The short answer: yes. Fewer people traveling on jet airplanes, a shutdown of manufacturing, and more people staying home has had a positive effect on human-caused global warming, but it's not likely to have a long-term effect. 

Carbon dioxide is estimated to have dropped 8% year-to-year but levels are still set to beat records set in 2019. Carbon dioxide is the leading contributor to human-caused global warming, taking up 66% of the pie. Air quality is a different story; carbon dioxide stays in the atmosphere for hundreds to thousands of years, while other air pollutants are gone much sooner.

Last year, record concentrations of greenhouse gases like methane and nitrous oxide were observed. Levels have come down dramatically since the beginning of the pandemic but are expected to March. But the trend is not expected to last as manufacturing and travel resume following the outbreak. The key will be whether strategies will be implemented to lower the levels of pollution. More "zoom meetings" and less air travel could be a simple step in the right direction.

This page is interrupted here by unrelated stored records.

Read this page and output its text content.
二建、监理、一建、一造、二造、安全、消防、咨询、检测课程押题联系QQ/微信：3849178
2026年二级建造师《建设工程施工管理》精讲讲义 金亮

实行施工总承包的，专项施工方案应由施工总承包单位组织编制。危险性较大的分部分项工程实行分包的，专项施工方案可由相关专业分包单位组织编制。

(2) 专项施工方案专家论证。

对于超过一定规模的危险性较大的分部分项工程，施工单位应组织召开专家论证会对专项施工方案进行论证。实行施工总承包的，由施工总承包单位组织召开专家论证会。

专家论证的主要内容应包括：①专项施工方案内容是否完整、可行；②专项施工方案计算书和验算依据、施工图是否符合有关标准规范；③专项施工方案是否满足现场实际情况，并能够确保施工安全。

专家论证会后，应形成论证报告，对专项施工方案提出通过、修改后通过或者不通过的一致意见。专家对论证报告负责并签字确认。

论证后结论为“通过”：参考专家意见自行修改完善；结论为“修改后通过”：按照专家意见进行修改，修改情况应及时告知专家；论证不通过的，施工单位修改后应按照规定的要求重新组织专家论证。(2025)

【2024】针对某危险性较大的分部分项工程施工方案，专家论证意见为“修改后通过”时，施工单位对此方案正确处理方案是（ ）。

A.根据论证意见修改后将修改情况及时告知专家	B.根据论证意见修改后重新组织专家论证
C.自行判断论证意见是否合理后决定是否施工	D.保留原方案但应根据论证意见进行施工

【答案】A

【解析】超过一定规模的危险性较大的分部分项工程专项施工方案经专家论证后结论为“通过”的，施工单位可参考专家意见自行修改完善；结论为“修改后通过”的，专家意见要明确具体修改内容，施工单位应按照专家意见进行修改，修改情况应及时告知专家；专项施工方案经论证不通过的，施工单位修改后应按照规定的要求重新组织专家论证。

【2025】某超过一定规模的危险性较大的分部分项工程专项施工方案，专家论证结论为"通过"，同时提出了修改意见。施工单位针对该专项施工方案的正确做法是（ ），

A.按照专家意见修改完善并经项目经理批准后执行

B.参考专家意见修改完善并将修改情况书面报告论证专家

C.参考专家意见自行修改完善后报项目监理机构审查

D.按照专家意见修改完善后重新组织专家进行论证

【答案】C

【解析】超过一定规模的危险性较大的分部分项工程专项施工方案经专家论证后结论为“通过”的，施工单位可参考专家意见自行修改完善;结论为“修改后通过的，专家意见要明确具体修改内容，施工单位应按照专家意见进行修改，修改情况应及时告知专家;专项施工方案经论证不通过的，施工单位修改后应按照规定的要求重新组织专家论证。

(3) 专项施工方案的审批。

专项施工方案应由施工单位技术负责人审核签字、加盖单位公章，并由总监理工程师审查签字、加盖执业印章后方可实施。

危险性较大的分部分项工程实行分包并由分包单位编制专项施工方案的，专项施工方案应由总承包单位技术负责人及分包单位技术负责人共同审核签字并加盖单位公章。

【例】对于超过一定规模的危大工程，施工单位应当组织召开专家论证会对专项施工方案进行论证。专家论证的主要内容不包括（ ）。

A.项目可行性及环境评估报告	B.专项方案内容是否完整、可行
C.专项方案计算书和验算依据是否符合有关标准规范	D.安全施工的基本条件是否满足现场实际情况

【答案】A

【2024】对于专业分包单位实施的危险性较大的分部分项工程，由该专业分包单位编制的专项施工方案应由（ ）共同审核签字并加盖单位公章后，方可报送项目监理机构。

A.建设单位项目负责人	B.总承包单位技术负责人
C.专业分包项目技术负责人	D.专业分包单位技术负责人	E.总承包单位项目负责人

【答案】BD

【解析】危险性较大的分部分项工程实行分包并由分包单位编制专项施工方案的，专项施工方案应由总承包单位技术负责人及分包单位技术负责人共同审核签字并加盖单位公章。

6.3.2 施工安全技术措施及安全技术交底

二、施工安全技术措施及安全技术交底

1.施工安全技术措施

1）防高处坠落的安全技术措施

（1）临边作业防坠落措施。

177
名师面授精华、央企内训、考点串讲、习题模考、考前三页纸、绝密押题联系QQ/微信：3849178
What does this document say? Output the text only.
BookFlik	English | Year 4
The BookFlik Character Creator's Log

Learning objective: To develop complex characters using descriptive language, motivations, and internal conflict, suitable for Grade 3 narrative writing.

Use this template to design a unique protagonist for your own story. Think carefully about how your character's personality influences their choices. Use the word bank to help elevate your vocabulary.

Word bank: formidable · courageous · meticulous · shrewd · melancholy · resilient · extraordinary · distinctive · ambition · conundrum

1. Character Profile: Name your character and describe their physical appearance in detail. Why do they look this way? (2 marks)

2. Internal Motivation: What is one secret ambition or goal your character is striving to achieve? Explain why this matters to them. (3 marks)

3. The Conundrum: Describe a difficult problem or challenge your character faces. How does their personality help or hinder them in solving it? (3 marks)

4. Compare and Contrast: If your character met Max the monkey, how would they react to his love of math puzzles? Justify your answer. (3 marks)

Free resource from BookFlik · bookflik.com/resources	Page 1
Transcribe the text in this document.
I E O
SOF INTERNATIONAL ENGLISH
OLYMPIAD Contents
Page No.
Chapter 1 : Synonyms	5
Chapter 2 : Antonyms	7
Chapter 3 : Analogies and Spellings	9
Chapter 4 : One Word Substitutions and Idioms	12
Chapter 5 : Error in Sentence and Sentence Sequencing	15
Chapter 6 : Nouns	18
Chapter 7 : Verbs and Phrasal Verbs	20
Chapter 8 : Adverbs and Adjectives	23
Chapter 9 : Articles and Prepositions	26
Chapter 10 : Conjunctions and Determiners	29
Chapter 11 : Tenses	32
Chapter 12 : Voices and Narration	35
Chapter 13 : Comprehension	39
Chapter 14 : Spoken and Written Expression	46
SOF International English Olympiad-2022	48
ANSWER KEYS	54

Like Covid-19, greenhouse gases respect no political boundaries. Curbing climate change will likely not be successful without collaborations between nations. According to the United Nations, the focus moving forward should be on long-term health, including climate change prevention and mitigation.

Climate change experts at NOAA and the Scripps Institute of Oceanography conclude that while we have seen a reduction in pollution, Covid-19 will not cure or treat the problem of human-caused global warming.